Is Sense Coming to Congress?
Comment of the Day

December 18 2014

Commentary by Eoin Treacy

Is Sense Coming to Congress?

Thanks to a subscriber for this note by Sydney Williams at Monness, Crespi, Hardy and Co which may be of interest. Here is a section: 

“Why, sometimes I’ve believed as many as six impossible things before breakfast.” The White Queen was responding to Alice’s disbelief as to her alleged age. In today’s world, with its unfunded (or poorly funded) pensions, we are asked by corporate CEOs, union leaders, politicians and pension fund trustees to believe another impossible thing – that everything is hunky-dory in the world of pension and health obligations to retirees. Additionally, they seem blasé about the achievability of 8% per annum growth, when calculating expected returns.  

Nevertheless, it is possible that a crack has appeared in that veneer. Congress may be concerned. Buried in the spending bill just passed by Congress and signed by the President was a provision that would permit benefit cuts for retirees in multi-employer pension plans. It is true that multi-employer pension plans represent only a small percentage of plans covered by the Pension Benefit Guaranty Corp. (PBGC), but the news is welcome for anyone concerned with fiscal responsibility.

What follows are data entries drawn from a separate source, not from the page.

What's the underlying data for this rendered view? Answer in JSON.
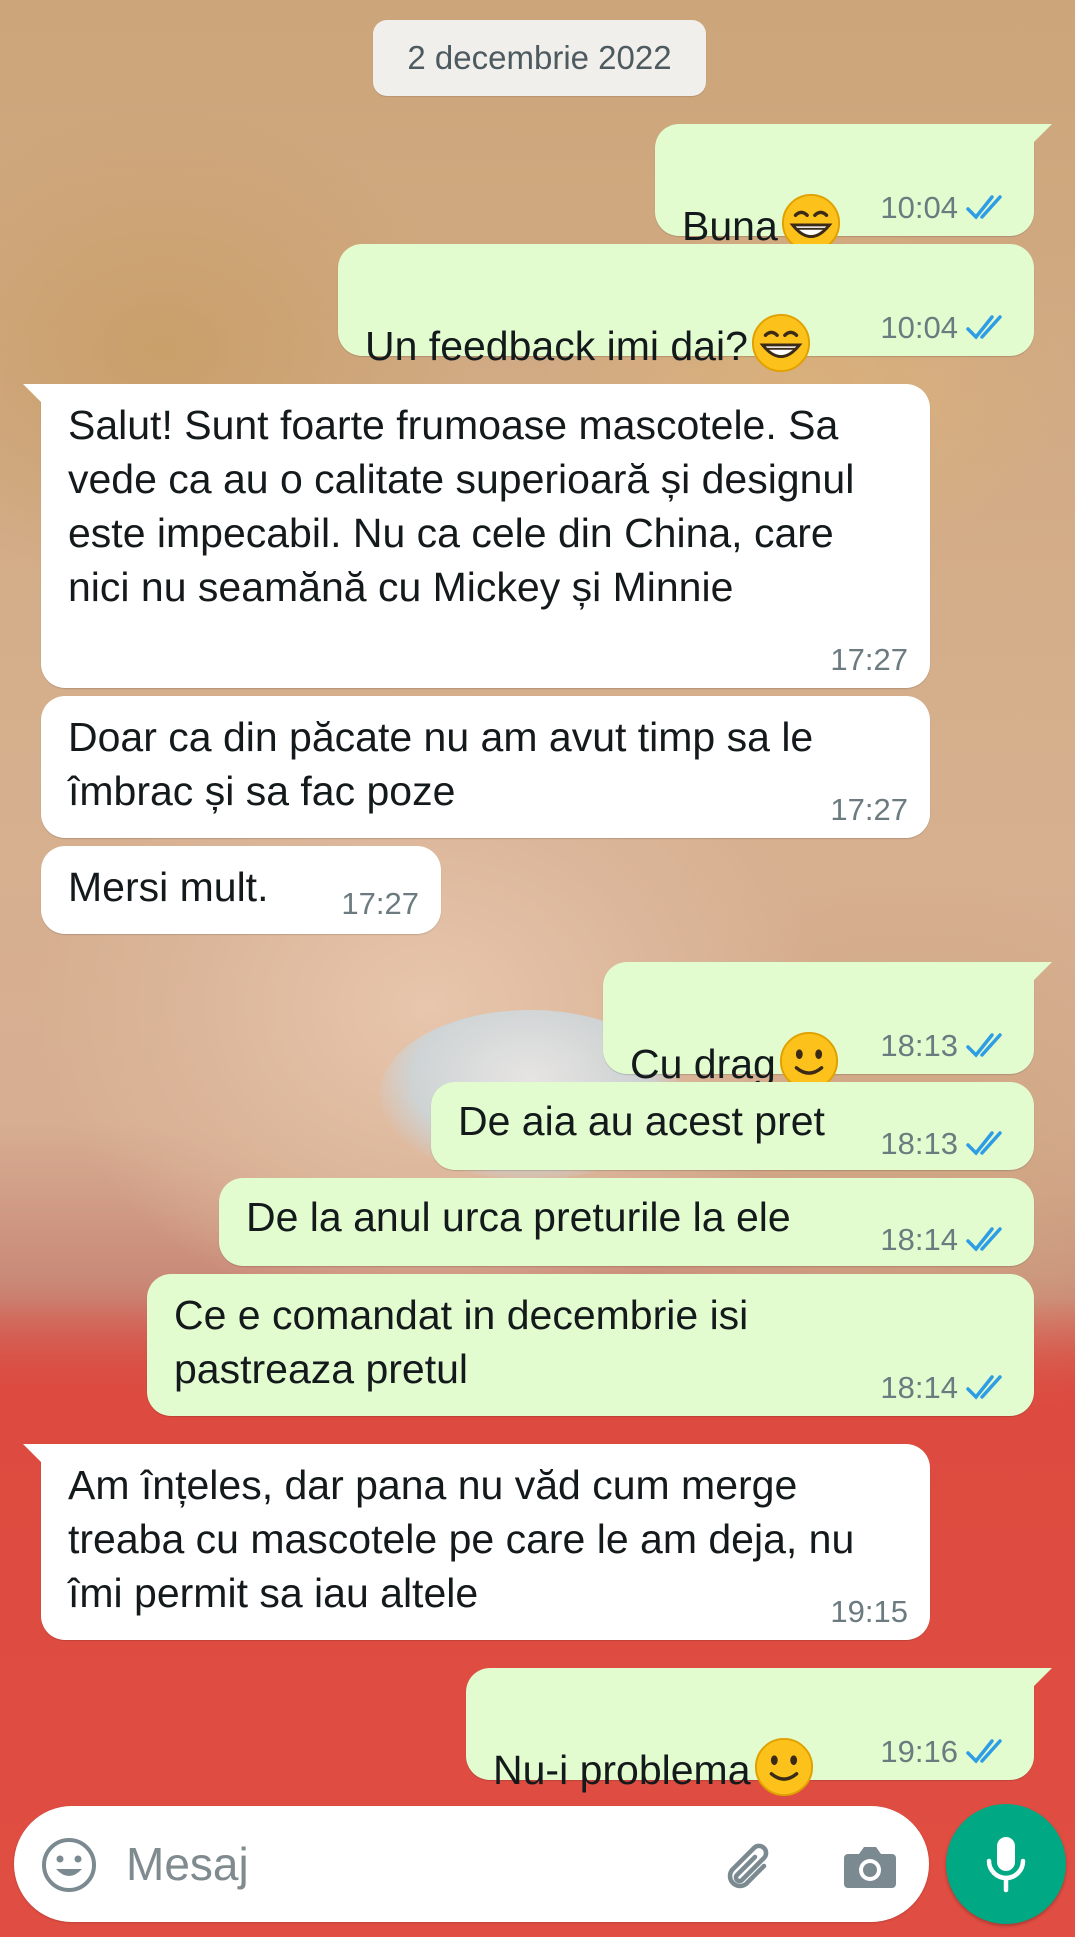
{
  "chat": {
    "date_chip": "2 decembrie 2022",
    "messages": [
      {
        "dir": "out",
        "text": "Buna",
        "emoji": "grinning-face",
        "time": "10:04",
        "status": "read"
      },
      {
        "dir": "out",
        "text": "Un feedback imi dai?",
        "emoji": "grinning-face",
        "time": "10:04",
        "status": "read"
      },
      {
        "dir": "in",
        "text": "Salut! Sunt foarte frumoase mascotele. Sa vede ca au o calitate superioară și designul este impecabil. Nu ca cele din China, care nici nu seamănă cu Mickey și Minnie",
        "time": "17:27"
      },
      {
        "dir": "in",
        "text": "Doar ca din păcate nu am avut timp sa le îmbrac și sa fac poze",
        "time": "17:27"
      },
      {
        "dir": "in",
        "text": "Mersi mult.",
        "time": "17:27"
      },
      {
        "dir": "out",
        "text": "Cu drag",
        "emoji": "slightly-smiling-face",
        "time": "18:13",
        "status": "read"
      },
      {
        "dir": "out",
        "text": "De aia au acest pret",
        "time": "18:13",
        "status": "read"
      },
      {
        "dir": "out",
        "text": "De la anul urca preturile la ele",
        "time": "18:14",
        "status": "read"
      },
      {
        "dir": "out",
        "text": "Ce e comandat in decembrie isi pastreaza pretul",
        "time": "18:14",
        "status": "read"
      },
      {
        "dir": "in",
        "text": "Am înțeles, dar pana nu văd cum merge treaba cu mascotele pe care le am deja, nu îmi permit sa iau altele",
        "time": "19:15"
      },
      {
        "dir": "out",
        "text": "Nu-i problema",
        "emoji": "slightly-smiling-face",
        "time": "19:16",
        "status": "read"
      }
    ]
  },
  "composer": {
    "placeholder": "Mesaj",
    "icons": [
      "emoji-icon",
      "attach-icon",
      "camera-icon",
      "mic-icon"
    ]
  },
  "colors": {
    "outgoing_bubble": "#e2fccf",
    "incoming_bubble": "#ffffff",
    "read_ticks": "#2f9de4",
    "mic_button": "#00a884"
  }
}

There are an estimated 1,400 multi-employer plans in the U.S., covering about 10 million people. Such plans, which can be carried from one employer to another, are common in industries such as construction, trucking and mining, where employees are typically members of a local union that, in turn, is part of a national one. The plans are jointly managed by unions and employers. The plans are guaranteed by the PBGC, and therein lies the rub. The PBGC, in its annual report, noted that its projected long-term deficit for multi-employer plans had widened to $42 billion from $36 billion a year earlier, despite hefty returns to stock and bond markets.

 

Eoin Treacy's view

I have to admit to being ignorant of the Pension Benefit Guaranty Corp’s existence but this portion from their annual report is worthy of notice:

Our 10-year and 20-year forecasts indicate additional plan failures and even higher deficits. On September 30, 2012 when the Single-Employer Program (SEP) deficit stood at $29 billion, we forecast it to grow to $32 billion by 2022. For the same period, we forecast the deficit in the Multiemployer Program (MEP) to reach $26 billion, up from $5 billion as of September 30, 2012. Projections show the multiemployer program will run out of money entirely within the decade. On September 30, 2013, the combined single employer and multiemployer deficit was $36 billion.

Inadequate Premiums.
PBGC is self-financing. We do not receive any taxpayer dollars nor do we control either the benefits we pay or the premiums we charge. Congress has repeatedly raised PBGC‘s premiums, but they remain too low to fund our obligations. The Administration again proposed risk related premiums for PBGC in its 2014 Budget. This would provide the PBGC Board authority to adjust premiums and make the premium structure fair to all premium payers. PBGC will continue to work with policy makers to determine how best to address pension funding challenges. 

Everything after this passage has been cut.